Emphasis. How to correctly say what is important to you

The ability to correctly place accents in English helps to make speech more vibrant, emotionally colored and lively, as well as highlight those parts in the sentence that carry more significance for us. For instance:

He created the name of the team.
OR
This was HE who created the name of the team! But we thought he had no imagination.

How to do this in English? There are several options for emphasis, we will look at each of them now.


1. It is/was...who/which/that 

Anna is working at this new project in her office.
 It’s Anna who/that is working at this new project in her office. (Emphasis is on the subject - Anna)

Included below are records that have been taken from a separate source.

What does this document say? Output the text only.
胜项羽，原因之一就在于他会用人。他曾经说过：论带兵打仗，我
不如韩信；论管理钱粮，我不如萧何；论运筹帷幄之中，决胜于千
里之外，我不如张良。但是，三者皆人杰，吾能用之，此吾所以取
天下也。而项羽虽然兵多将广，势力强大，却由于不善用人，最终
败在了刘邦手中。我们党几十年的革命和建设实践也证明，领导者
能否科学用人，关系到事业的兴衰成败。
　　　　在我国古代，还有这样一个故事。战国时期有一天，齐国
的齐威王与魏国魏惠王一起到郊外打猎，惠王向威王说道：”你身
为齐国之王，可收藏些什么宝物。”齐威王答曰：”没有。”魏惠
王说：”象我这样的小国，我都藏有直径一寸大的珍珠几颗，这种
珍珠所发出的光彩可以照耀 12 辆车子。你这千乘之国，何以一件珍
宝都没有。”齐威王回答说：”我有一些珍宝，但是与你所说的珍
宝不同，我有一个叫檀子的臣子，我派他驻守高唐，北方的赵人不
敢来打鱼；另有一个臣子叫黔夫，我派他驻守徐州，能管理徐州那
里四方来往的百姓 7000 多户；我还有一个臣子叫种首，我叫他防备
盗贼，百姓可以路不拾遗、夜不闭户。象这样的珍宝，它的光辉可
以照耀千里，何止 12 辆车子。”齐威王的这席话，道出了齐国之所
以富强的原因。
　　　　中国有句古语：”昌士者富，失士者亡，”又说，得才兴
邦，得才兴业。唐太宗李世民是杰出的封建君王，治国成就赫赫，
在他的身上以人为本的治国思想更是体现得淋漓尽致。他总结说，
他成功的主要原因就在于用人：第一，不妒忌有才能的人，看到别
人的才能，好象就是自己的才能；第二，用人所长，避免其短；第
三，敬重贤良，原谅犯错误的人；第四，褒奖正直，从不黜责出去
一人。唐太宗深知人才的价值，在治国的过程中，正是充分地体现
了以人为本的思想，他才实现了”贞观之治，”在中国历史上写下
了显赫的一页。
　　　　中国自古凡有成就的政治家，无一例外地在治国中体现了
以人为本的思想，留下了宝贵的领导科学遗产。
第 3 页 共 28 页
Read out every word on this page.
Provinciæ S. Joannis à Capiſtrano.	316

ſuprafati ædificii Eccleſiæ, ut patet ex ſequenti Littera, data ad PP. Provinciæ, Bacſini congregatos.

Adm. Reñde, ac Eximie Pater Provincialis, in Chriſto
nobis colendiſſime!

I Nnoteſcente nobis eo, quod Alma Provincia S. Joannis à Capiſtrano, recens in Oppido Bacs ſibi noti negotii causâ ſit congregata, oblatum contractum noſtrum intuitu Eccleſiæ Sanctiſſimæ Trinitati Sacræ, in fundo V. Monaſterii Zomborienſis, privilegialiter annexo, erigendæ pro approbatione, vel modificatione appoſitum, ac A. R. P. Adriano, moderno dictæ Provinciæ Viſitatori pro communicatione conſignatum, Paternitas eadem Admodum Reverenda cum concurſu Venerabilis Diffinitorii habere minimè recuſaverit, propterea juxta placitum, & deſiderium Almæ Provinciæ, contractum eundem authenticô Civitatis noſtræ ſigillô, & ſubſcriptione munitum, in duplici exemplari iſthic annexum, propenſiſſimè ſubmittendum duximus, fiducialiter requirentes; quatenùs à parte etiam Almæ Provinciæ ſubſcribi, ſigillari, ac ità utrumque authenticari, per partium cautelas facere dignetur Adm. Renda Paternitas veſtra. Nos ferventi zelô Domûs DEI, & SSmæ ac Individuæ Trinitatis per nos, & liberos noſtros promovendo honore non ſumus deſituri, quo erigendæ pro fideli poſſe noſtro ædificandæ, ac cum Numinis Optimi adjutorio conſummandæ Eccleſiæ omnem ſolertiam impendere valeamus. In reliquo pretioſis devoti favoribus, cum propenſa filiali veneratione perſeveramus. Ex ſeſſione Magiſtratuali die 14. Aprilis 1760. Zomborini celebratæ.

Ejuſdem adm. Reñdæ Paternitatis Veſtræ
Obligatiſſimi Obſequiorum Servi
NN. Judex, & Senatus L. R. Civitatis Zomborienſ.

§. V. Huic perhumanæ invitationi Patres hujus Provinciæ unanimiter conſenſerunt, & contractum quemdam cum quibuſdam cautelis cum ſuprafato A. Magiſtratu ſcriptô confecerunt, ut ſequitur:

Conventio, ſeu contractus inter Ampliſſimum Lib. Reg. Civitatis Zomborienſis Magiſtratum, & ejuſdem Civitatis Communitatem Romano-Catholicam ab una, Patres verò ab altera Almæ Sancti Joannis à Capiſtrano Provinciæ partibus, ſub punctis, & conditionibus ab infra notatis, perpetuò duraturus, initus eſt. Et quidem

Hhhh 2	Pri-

Anna is working at this new project in her office.
It’s this new project that Anna is working at in her office. (Emphasis is on the object - the project)

Anna is working at this new project in her office.
It’s in her office that Anna is working at this new project. (Emphasis is on the place - the office)

He didn’t come up with the idea, Anna did. 
It wasn’t he who/that came up with the idea, it was Anna.

2. All (that) = the only thing

All (that) he thinks about is his image.
All (that) they did was help us find the tickets.

3. What

Painting helps me relax and takes my mind off things.
What helps me relax and takes my mind off things is painting. 
OR
Painting is what helps me relax and takes my mind off things.
I really want some cake!
What I really want is some cake.
Some cake is what I really want.

4. What...do - emphasis on the action

Andrew writes wonderful books.
What Andrew does is write wonderful books.

She actually dyed her hair!
What she did was actually dye her hair!

5. Question word + ever - is usually used to show surprise

Who ever told you it was me?
When ever are you going to get ready?

HOWEVER! Question words Whose and Which are NOT used this way:
    Whose joke was it?

Question words (except Why)+  ever can be written as one word:
    Whoever told you?

We can use Ever to make an emphasis in negative sentences:
    I haven’t heard this news ever before!

6. Do/does/did + bare infinitive - is used in present simple, past simple and imperative to add emphasis

I like the way you’ve written your essay.
I DO like  the way you’ve written your essay.

She trusts you a lot.
She DOES trust you a lot.

He called her to explain everything,
He DID call her to explain everything.